AdWords has several benefits. It allows you to get instant traffic, for starters. No more waiting months for your SEO efforts to pan out. It’s also traffic you can direct to any web page you want, and traffic that can be turned on or off at a moment’s notice.
There are a few glitches, though. It’s expensive, and getting more so. And any mistakes you make are on you – there are no refunds. AdWords also has a reputation for a steep learning curve, too, which is not a great match with that “no refunds” clause.
All those shortcomings add up. They may be part of why so few small businesses advertise online. In our WASP 2016 “State of Small Business Report,” we discovered only 35% of small businesses are doing any online advertising.
But simply bowing out because online advertising is hard may not be the right move. A well-run AdWords account is often the best advertising investment a company can make, especially if you can get past the most common mistakes.
Here’s how to do exactly that.
1) Don’t insist on being in the 1st position.
The first position ad is often unnecessarily expensive. It also tends to get a lot of non-converting clicks.
But many new advertisers often insist on being there. CEOs are notorious for this. And if you pay enough, Google might even let you hold that top position. But golly, you will pay for it.
What to do instead? Let the egomaniacs have first position. Your ads can sit lower and still get plenty of traffic. You might see your conversion rates improve, too.
2) Set up conversion tracking.
Is your AdWords account working? Too many small businesses really don’t know. They’re just paying for the traffic and hoping for the best.
If that’s you, it’s time to level up.

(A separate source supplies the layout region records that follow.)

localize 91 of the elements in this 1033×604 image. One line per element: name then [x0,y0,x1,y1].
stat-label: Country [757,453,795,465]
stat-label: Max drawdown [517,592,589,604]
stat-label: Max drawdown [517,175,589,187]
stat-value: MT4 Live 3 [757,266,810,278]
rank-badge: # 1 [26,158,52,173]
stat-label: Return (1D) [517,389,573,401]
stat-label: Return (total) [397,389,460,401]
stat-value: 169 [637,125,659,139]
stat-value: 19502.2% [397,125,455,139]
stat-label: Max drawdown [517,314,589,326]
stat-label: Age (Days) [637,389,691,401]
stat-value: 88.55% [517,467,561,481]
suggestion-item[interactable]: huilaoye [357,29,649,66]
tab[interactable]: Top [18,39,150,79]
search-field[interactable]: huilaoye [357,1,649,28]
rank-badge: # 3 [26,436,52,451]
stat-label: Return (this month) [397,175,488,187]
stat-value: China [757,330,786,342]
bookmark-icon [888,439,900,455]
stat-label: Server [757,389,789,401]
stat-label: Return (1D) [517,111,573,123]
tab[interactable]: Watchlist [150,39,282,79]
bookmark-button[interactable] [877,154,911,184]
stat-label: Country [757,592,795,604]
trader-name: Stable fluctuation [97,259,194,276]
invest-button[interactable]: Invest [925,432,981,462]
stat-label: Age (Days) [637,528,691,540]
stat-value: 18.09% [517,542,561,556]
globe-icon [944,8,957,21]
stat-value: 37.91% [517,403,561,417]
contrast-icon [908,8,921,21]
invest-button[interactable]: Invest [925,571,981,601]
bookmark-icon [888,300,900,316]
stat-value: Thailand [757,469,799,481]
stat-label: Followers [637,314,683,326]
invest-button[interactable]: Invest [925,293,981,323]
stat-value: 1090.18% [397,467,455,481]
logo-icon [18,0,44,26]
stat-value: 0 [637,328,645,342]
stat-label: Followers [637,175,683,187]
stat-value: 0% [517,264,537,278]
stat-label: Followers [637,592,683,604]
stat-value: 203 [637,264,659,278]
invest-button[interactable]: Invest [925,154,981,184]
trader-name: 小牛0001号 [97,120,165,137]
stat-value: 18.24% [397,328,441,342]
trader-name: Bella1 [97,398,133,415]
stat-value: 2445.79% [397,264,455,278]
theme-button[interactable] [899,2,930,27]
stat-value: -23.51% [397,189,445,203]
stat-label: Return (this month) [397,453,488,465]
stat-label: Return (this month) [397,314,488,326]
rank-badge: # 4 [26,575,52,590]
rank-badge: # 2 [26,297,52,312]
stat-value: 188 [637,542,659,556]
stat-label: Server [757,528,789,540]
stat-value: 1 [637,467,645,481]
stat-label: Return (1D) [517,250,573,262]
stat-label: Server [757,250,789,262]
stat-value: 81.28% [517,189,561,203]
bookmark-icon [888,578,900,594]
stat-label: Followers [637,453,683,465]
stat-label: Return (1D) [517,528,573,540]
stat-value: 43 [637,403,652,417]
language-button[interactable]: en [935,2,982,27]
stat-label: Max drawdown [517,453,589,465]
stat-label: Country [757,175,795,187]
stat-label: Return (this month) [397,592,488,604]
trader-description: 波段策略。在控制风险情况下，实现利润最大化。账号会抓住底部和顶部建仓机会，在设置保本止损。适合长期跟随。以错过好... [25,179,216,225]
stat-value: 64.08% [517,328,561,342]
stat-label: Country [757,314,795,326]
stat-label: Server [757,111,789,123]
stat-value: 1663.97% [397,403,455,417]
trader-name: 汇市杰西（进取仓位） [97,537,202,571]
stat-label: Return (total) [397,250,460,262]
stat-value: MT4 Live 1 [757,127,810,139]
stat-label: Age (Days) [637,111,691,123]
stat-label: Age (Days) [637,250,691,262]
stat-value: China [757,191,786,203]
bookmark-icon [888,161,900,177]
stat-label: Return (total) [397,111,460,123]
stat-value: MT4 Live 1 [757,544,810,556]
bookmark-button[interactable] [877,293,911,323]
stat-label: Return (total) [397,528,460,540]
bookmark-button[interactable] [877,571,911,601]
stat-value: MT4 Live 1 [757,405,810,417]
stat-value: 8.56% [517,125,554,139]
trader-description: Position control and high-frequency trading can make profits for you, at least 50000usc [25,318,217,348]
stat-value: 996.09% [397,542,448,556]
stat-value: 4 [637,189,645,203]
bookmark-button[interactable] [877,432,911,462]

Even if you only want to track views of a key page, set up tracking to see what people are really doing after they click on your ads.
Or even better: Offer a nice incentive to new customers. Mention it in your ads. Make them take a specific action on your site to get the incentive (like signing up for your email list, for example), then track that. Assign a value to each conversion.
3) Check your AdWords account at least once a month.
It’s easy for busy owners to get pulled away to a thousand other tasks. They often forget their AdWords account, or just assume all is well.
The trouble with this is that AdWords account performance shifts over time. New advertisers step in, old advertisers step out. New features are launched, and old features get retired.
The solution? Check your account at least once a month. It only takes a few minutes, and you’ll probably save yourself more than enough money to cover the cost of your time.
Caption: Google’s new Expanded Text Ads have rolled out. Evolutions like this are why you want to check your AdWords account on a regular basis.
4) Use landing pages, or at least don’t send all your traffic to your homepage.
If you want people to take a specific action, nothing works as well as focusing their attention with a landing page. In the same vein, sending your visitors to your homepage (instead of, say, a product page or a landing page) can seriously hurt conversion rates.
5) Break your keywords up into tightly related ad groups.
Got all your keywords in one ad group? That means you’re using the same ad for all those keywords. Which means your ad is probably getting a far lower click-through rate than you could be getting.
The solution? Break your campaigns up into at least 3-7 ad groups. Make sure all the keywords in each ad group are tightly related. Write customized ad copy for each one of those ad groups. Watch your click rates go up and your cost per click go down.
6) Add negative keywords.
Negative keywords are terms you can add to campaigns or ad groups so your ads don’t show up when those terms are used. My favorite example of this is from a local law firm that specializes in family law. They had been running ads for adoption legal support for years – spending hundreds of dollars a month.
The problem was, their ads were showing for “TX child adoption” searches… but also for “TX dog adoption” searches.
7) Avoid high-traffic keywords.
High-volume keywords tend to be too general to convert well. The AdWords system knows this. It will often discourage you from bidding on terms like this by setting your minimum bid to something outrageously high, like $30 a click (or more).
Do this instead: Find two-word or three-word phrases. Bid on those.
There are other mistakes you could make in AdWords (I’ve made many myself), but those are the most common and tend to be the most expensive. Get these issues tied down, and you should see a big jump in your profitability with pay per click.